Each year, more than 660,000 children die from diarrhea, making it the second-leading cause of death among children under 5. Sarah Johnson Beebout and her team at the International Rice Research Institute are exploring a possible solution: high-zinc rice.
By increasing the amount of zinc in rice, children will be less susceptible to diarrhea, says Beebout, a soil chemist at IRRI’s crop and environmental sciences division. This will also prevent child stunting.
Beebout is one the most influential development leaders aged 40 and under in Manila.
Devex is recognizing 40 of these young trailblazers in international development. They are social entrepreneurs, government leaders, development consultants, business innovators, advocates, development researchers, nonprofit executives and journalists.
We spoke with Beebout about her research on human nutrition and views on how the aid community can better use science for development.
Can you recall the moment you realized the impact your work was making on development?
When I was visiting our collaborators in human nutrition research in Bangladesh, I met some of the patients who had been admitted to the hospital for episodes of severe diarrhea and dehydration that frequently occur during the hot, dry season. Once the infection causing the diarrhea has been treated, some of the patients are then sent to a malnutrition rehabilitation ward, and I met about 15 patients under 5 years of age who were there with their mothers, learning to eat nutritious foods to provide sufficient calories, protein and micronutrients.
One of the main underlying nutrition problems is zinc deficiency, which makes children more susceptible to diarrhea in addition to stunting normal growth and development. Our research is about increasing the amount of zinc in rice, so that these families will be able to get enough zinc through their daily diet, even if they can’t afford more nutritious foods that are naturally higher in zinc. When people have good access to high-zinc rice, there will hopefully be fewer cases of acute malnutrition and fewer patients needing hospitalization to treat diarrhea.
Your research group at IRRI has been drafting recommendations for growers on how to boost yields of more nutritious rice. How do you keep your research relevant and responsive to development needs?
It has been helpful for me to combine hands-on field experiences, which are inherently limited in scope, with the study of academically rigorous large-scale research studies and reviews.
For understanding how farmers are required to make choices based on limited real-time information, there is no substitute for getting my feet muddy in a rice paddy and hand-picking golden apple snails while they are in the act of devouring my fragile rice seedlings two hours after I transplanted them.

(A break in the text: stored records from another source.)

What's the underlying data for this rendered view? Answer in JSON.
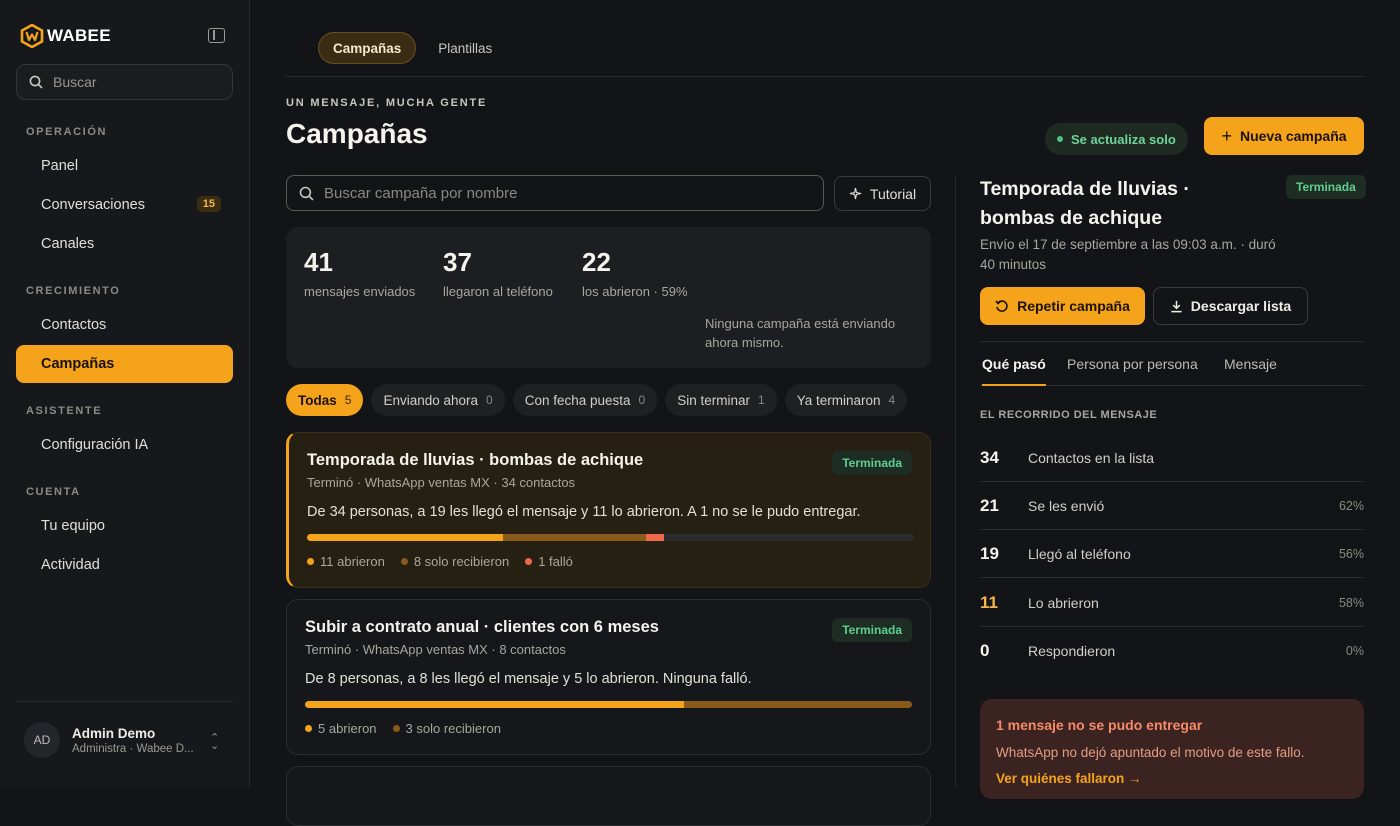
{
  "brand": {
    "name": "WABEE",
    "accent": "#f5a31b"
  },
  "sidebar": {
    "search_placeholder": "Buscar",
    "sections": {
      "operacion": "OPERACIÓN",
      "crecimiento": "CRECIMIENTO",
      "asistente": "ASISTENTE",
      "cuenta": "CUENTA"
    },
    "items": {
      "panel": "Panel",
      "conversaciones": "Conversaciones",
      "conversaciones_badge": "15",
      "canales": "Canales",
      "contactos": "Contactos",
      "campanas": "Campañas",
      "config_ia": "Configuración IA",
      "equipo": "Tu equipo",
      "actividad": "Actividad"
    },
    "user": {
      "initials": "AD",
      "name": "Admin Demo",
      "role": "Administra · Wabee D..."
    }
  },
  "tabs": [
    "Campañas",
    "Plantillas"
  ],
  "header": {
    "kicker": "UN MENSAJE, MUCHA GENTE",
    "title": "Campañas",
    "autorefresh": "Se actualiza solo",
    "new_button": "Nueva campaña"
  },
  "search": {
    "placeholder": "Buscar campaña por nombre",
    "tutorial": "Tutorial"
  },
  "stats": [
    {
      "num": "41",
      "label": "mensajes enviados"
    },
    {
      "num": "37",
      "label": "llegaron al teléfono"
    },
    {
      "num": "22",
      "label": "los abrieron · 59%"
    }
  ],
  "stats_note": "Ninguna campaña está enviando ahora mismo.",
  "filters": [
    {
      "label": "Todas",
      "count": "5"
    },
    {
      "label": "Enviando ahora",
      "count": "0"
    },
    {
      "label": "Con fecha puesta",
      "count": "0"
    },
    {
      "label": "Sin terminar",
      "count": "1"
    },
    {
      "label": "Ya terminaron",
      "count": "4"
    }
  ],
  "campaigns": [
    {
      "title": "Temporada de lluvias · bombas de achique",
      "status": "Terminada",
      "meta": "Terminó · WhatsApp ventas MX · 34 contactos",
      "desc": "De 34 personas, a 19 les llegó el mensaje y 11 lo abrieron. A 1 no se le pudo entregar.",
      "total": 34,
      "opened": 11,
      "received_only": 8,
      "failed": 1,
      "legend": [
        "11 abrieron",
        "8 solo recibieron",
        "1 falló"
      ]
    },
    {
      "title": "Subir a contrato anual · clientes con 6 meses",
      "status": "Terminada",
      "meta": "Terminó · WhatsApp ventas MX · 8 contactos",
      "desc": "De 8 personas, a 8 les llegó el mensaje y 5 lo abrieron. Ninguna falló.",
      "total": 8,
      "opened": 5,
      "received_only": 3,
      "failed": 0,
      "legend": [
        "5 abrieron",
        "3 solo recibieron"
      ]
    }
  ],
  "detail": {
    "title": "Temporada de lluvias · bombas de achique",
    "status": "Terminada",
    "subtitle": "Envío el 17 de septiembre a las 09:03 a.m. · duró 40 minutos",
    "repeat": "Repetir campaña",
    "download": "Descargar lista",
    "tabs": [
      "Qué pasó",
      "Persona por persona",
      "Mensaje"
    ],
    "journey_title": "EL RECORRIDO DEL MENSAJE",
    "journey": [
      {
        "n": "34",
        "label": "Contactos en la lista",
        "pct": ""
      },
      {
        "n": "21",
        "label": "Se les envió",
        "pct": "62%"
      },
      {
        "n": "19",
        "label": "Llegó al teléfono",
        "pct": "56%"
      },
      {
        "n": "11",
        "label": "Lo abrieron",
        "pct": "58%"
      },
      {
        "n": "0",
        "label": "Respondieron",
        "pct": "0%"
      }
    ],
    "fail": {
      "title": "1 mensaje no se pudo entregar",
      "desc": "WhatsApp no dejó apuntado el motivo de este fallo.",
      "link": "Ver quiénes fallaron →"
    }
  }
}
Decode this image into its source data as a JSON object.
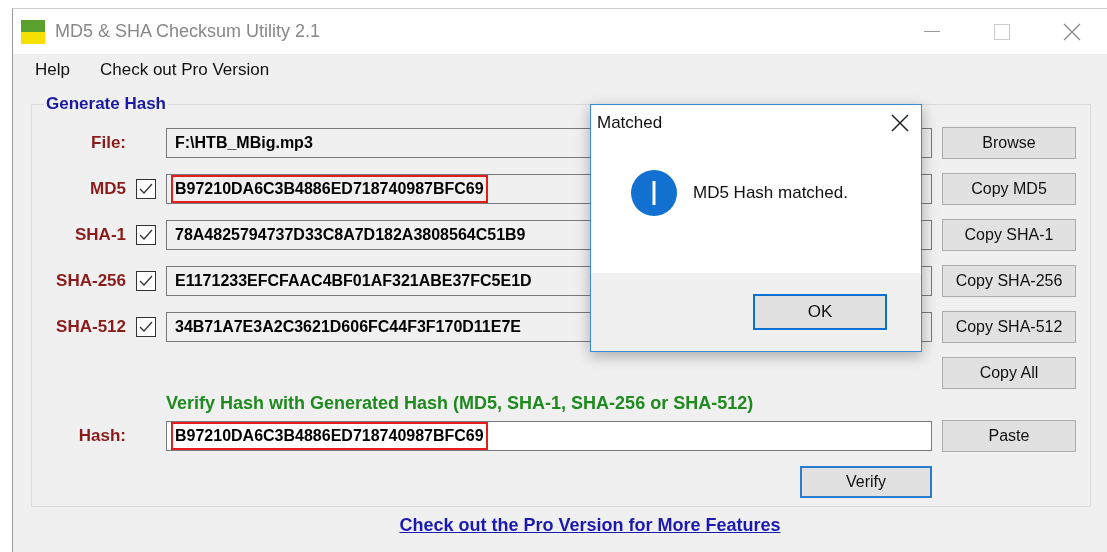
{
  "window": {
    "title": "MD5 & SHA Checksum Utility 2.1"
  },
  "menu": [
    {
      "label": "Help"
    },
    {
      "label": "Check out Pro Version"
    }
  ],
  "generate": {
    "title": "Generate Hash",
    "file": {
      "label": "File:",
      "value": "F:\\HTB_MBig.mp3"
    },
    "hashes": [
      {
        "label": "MD5",
        "checked": true,
        "value": "B97210DA6C3B4886ED718740987BFC69",
        "highlighted": true
      },
      {
        "label": "SHA-1",
        "checked": true,
        "value": "78A4825794737D33C8A7D182A3808564C51B9",
        "highlighted": false
      },
      {
        "label": "SHA-256",
        "checked": true,
        "value": "E1171233EFCFAAC4BF01AF321ABE37FC5E1D",
        "highlighted": false
      },
      {
        "label": "SHA-512",
        "checked": true,
        "value": "34B71A7E3A2C3621D606FC44F3F170D11E7E",
        "highlighted": false
      }
    ],
    "buttons": [
      "Browse",
      "Copy MD5",
      "Copy SHA-1",
      "Copy SHA-256",
      "Copy SHA-512",
      "Copy All"
    ]
  },
  "verify": {
    "title": "Verify Hash with Generated Hash (MD5, SHA-1, SHA-256 or SHA-512)",
    "label": "Hash:",
    "value": "B97210DA6C3B4886ED718740987BFC69",
    "highlighted": true,
    "paste_button": "Paste",
    "verify_button": "Verify"
  },
  "footer_link": "Check out the Pro Version for More Features",
  "dialog": {
    "title": "Matched",
    "message": "MD5 Hash matched.",
    "ok_button": "OK"
  }
}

However, for understanding how to wisely use fertilizer, there is no substitute for a metareview of experimental results from fertilizer field trials across long periods of time and large geographical areas. It is not possible for any one researcher to collect sufficient data to get the big picture on a problem — that comes instead from looking at results from many different researchers that have studied the same problems in different environments or with different types of experiments.
Another important part of staying relevant and responsive is to interact with the private sector that provides services and supplies to farmers, as well as those who are responsible for getting the rice from the farmers to the end consumers. The private sector is generally better than the public research sector at interacting directly with farmers or consumers to understand what their needs are, because it is always part of their daily business to talk with end users, when in contrast, my daily business more frequently involves statistical analysis of experimental data than discussions with farmers.
How can the aid community better harness the sciences to accelerate development?
I think the international aid community should set aside time for the very important but rarely urgent task of finding out what others, including scientists, have done to solve similar problems. If others have already spent time thinking about these problems, you may come upon an idea which isn’t very practical, but which may spark another idea that would be more practical in your situation.
I admit that this is much easier said than done, because as scientists, we are trained to be reluctant to provide definitive answers on practical problems. Our answer always depends on something else that we don’t know about your particular situation! That is where we could really benefit from talking together — the international aid community could help us understand when a particular answer is good enough.